Я лежал на спине, бродя рассеянным взглядом по белоснежному потолку, когда в дверь моего не менее рассеянного сознания постучали.


 Не спишь?  спросила Анна и вошла в комнату.


Она запрыгнула ко мне на кровать и прилегла рядом.


 Ты так поздно возвращаешься домой. Неужели весь день учишься?

 А чем еще можно заниматься в школе?  спросила она в ответ и уверенно захлопала глазами.

 Ну не знаю Общаться со сверстниками? Может быть, переглядываться на уроках с тем, кто тебе нравится?

 На уроках я переглядываюсь только со своей тетрадью,  она привстала и строго посмотрела на меня.  Как ты?


Я перевел взгляд на все тот же потолок, думая, что ответить.


 Как считаешь, возможно, что Вера вернется ко мне?


Анна пожала плечами, а я настоял:

 Ну что ты думаешь об этом?

 Ян,  протянула она.  Мне пятнадцать. Я ничего не знаю о любви!

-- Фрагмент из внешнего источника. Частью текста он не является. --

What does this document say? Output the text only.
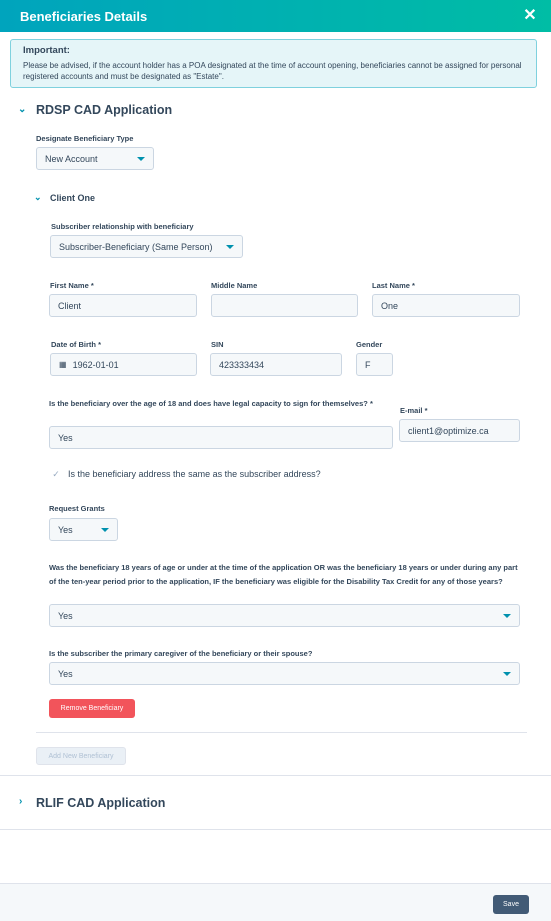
Beneficiaries Details	✕
Important:
Please be advised, if the account holder has a POA designated at the time of account opening, beneficiaries cannot be assigned for personal registered accounts and must be designated as "Estate".
⌄ RDSP CAD Application
Designate Beneficiary Type
New Account
⌄ Client One
Subscriber relationship with beneficiary
Subscriber-Beneficiary (Same Person)
First Name *
Client
Middle Name	Last Name *
One
Date of Birth *
▦ 1962-01-01
SIN
423333434
Gender
F
Is the beneficiary over the age of 18 and does have legal capacity to sign for themselves? *
Yes
E-mail *
client1@optimize.ca
✓ Is the beneficiary address the same as the subscriber address?
Request Grants
Yes
Was the beneficiary 18 years of age or under at the time of the application OR was the beneficiary 18 years or under during any part of the ten-year period prior to the application, IF the beneficiary was eligible for the Disability Tax Credit for any of those years?
Yes
Is the subscriber the primary caregiver of the beneficiary or their spouse?
Yes
Remove Beneficiary
Add New Beneficiary
› RLIF CAD Application
Save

Тогда я положил руку ей на голову и притянул к себе. Так ли уж моей младшей сестре было неведомо это чувство любви я не знал. Рождаемся ли мы, уже умея любить, или учимся делать это, как учимся ходить и говорить я всегда искал правду. Думаю, в каждого из нас закладывается определенный потенциал при появлении на свет, и в течение жизни каждый из нас развивает эти навыки. В школе нам ставят оценки, в университетах дипломы, которые мы держим в руках, окрашивают в разные цвета с малых лет наши знания проверяют, как и способность мыслить, рассуждать. Ну а способность любить проверяется нами самими и теми, кому эту Любовь мы предназначаем.


В комнату, кротко постучавшись, ворвалась Тома.


 Поля на проводе, скажи ей шалом!  Она плюхнулась к мне в ноги. В руке у нее был телефон, на экране которого я увидел загорелое лицо Полины.

 Привет! Ну как ты, Ян?  голос Поли исказился и дребезжал помехами длинного канала связи, соединяющего точку в России, где сидели мы втроем на кровати, и точку в Израиле, где курила и пила кофе Полина.